– На улице как? – спросила Дарья, когда Агушин сел за стол.
– Тридцать пять в тени. И тени вокруг – хрен да маленько!
Набросился на яичницу. Умеет ее Дарья готовить – желтки целые, как сердцевинки ромашек, а вокруг них белизна лепестками нежными.
– Сама-то что не ешь?
– Да, не хочется что-то…
– Смотри. Потеря аппетита – первый признак морального разложения.
– Разложишься тут… За неделю килограмм прибавила. Скоро задница в дверь проходить не будет. Ты б мне хоть тренажер какой сюда притащил!
– Не понимаешь ты своей красоты, Дарья! – довольно ответил Агушин, кусочком хлеба собирая с тарелки подтекший желток. – Настоящая русская баба, она какая должна быть?
– Какая?
– Такая, что если утром мужик, уходя на работу, ей по заднице шлепнул, то вечером, к его возвращению, задница еще тряслась!

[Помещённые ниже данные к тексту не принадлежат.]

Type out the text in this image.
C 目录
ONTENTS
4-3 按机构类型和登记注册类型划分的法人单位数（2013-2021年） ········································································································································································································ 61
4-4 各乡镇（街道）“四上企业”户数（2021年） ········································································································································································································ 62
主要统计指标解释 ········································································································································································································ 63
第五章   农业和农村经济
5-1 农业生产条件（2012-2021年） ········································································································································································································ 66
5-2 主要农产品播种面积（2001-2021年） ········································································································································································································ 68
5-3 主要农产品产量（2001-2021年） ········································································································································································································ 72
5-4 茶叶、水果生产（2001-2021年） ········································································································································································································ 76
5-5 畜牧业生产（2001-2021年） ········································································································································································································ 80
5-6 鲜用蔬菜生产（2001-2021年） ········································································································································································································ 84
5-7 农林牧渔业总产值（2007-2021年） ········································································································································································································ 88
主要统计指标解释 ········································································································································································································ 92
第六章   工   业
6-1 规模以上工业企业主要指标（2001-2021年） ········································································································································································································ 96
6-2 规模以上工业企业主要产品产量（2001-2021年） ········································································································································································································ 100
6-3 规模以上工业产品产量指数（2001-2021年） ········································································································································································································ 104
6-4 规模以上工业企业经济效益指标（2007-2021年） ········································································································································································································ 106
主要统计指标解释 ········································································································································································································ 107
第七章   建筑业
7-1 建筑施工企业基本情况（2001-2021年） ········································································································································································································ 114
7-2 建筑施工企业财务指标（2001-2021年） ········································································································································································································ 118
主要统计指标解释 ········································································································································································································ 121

– Дурак ты, Агушин, – устало ответила Харитонова, забирая у него тарелку.
Евгений Степанович проводил ее взглядом. Попка и впрямь подраздалась у Дарьи. Да еще и сиденье стула отпечаталось на ней розовым полукругом.
– Что, краситься-то будем? Или на вечер упражнения оставим? Вечером выше посещаемость!
– Нет уж, – недовольно шевельнула Дарья плечом. – С мокрой головой я точно ложиться не буду.
– Ну, тогда не будем откладывать!
Пересмотрели всю палитру доступных красок. Харитонова настаивала на каштане, но соглашалась и на воронье крыло. Агушину больше нравился фиолетовый или насыщенный розовый.
– Вкусы у тебя, Агушин, как у пацана в штанишках, – шипела Дарья. – Ты меня б еще в голубой покрасил, как Мальвину!
– А что? Очень даже оригинально.
– Вот сам и становись голубым, а меня уволь от такой радости.
Евгений Степанович загукал, затрясся спиной от сдерживаемого смеха, но с радикальными своими предложениями решил погодить.
Пока Дарья, поджав губы, сидела перед зеркалом, Агушин губкой-аппликатором наносил ей на влажные волосы краску. А что? Не впервой! И брить ему приходилось, и стричь. Еще неплохо выходило плетение корзин и циновок, а также резьба по кости. Торговцу категории «А+» многие навыки нужны в работе.
– Слышь, Агушин, – разжала губы Дарья.
– Аюшки?
– А если Маккормик завтра нарисуется, да нас в этим шоу застукает?
– Будь спок! – ответил Евгений Степанович. – Его недели две еще сюда пинками не загонишь.
– А обещал!
– Тебе бы он с радостью обещал, а мне только грозился.
– С чего уверен-то?
– Что, не видела, как его перекосило от моих трусов с рубашкой? Аж губы затряслись.
– Да уж… Одну пуговицу ты прямо «с мясом» выдрал, еле назад пришила.
– Хорошо хоть успел, пока одевался…
С корнями Агушин намучился. Не прокрашивались волосы Дарьи на всю глубину – уж больно густые оказались. Пришлось второй тюбик краски изводить.
Когда закончил с головой, отступил Евгений Степанович подальше от девушки, полюбовался. Краска еще осталась, куда бы ее сработать?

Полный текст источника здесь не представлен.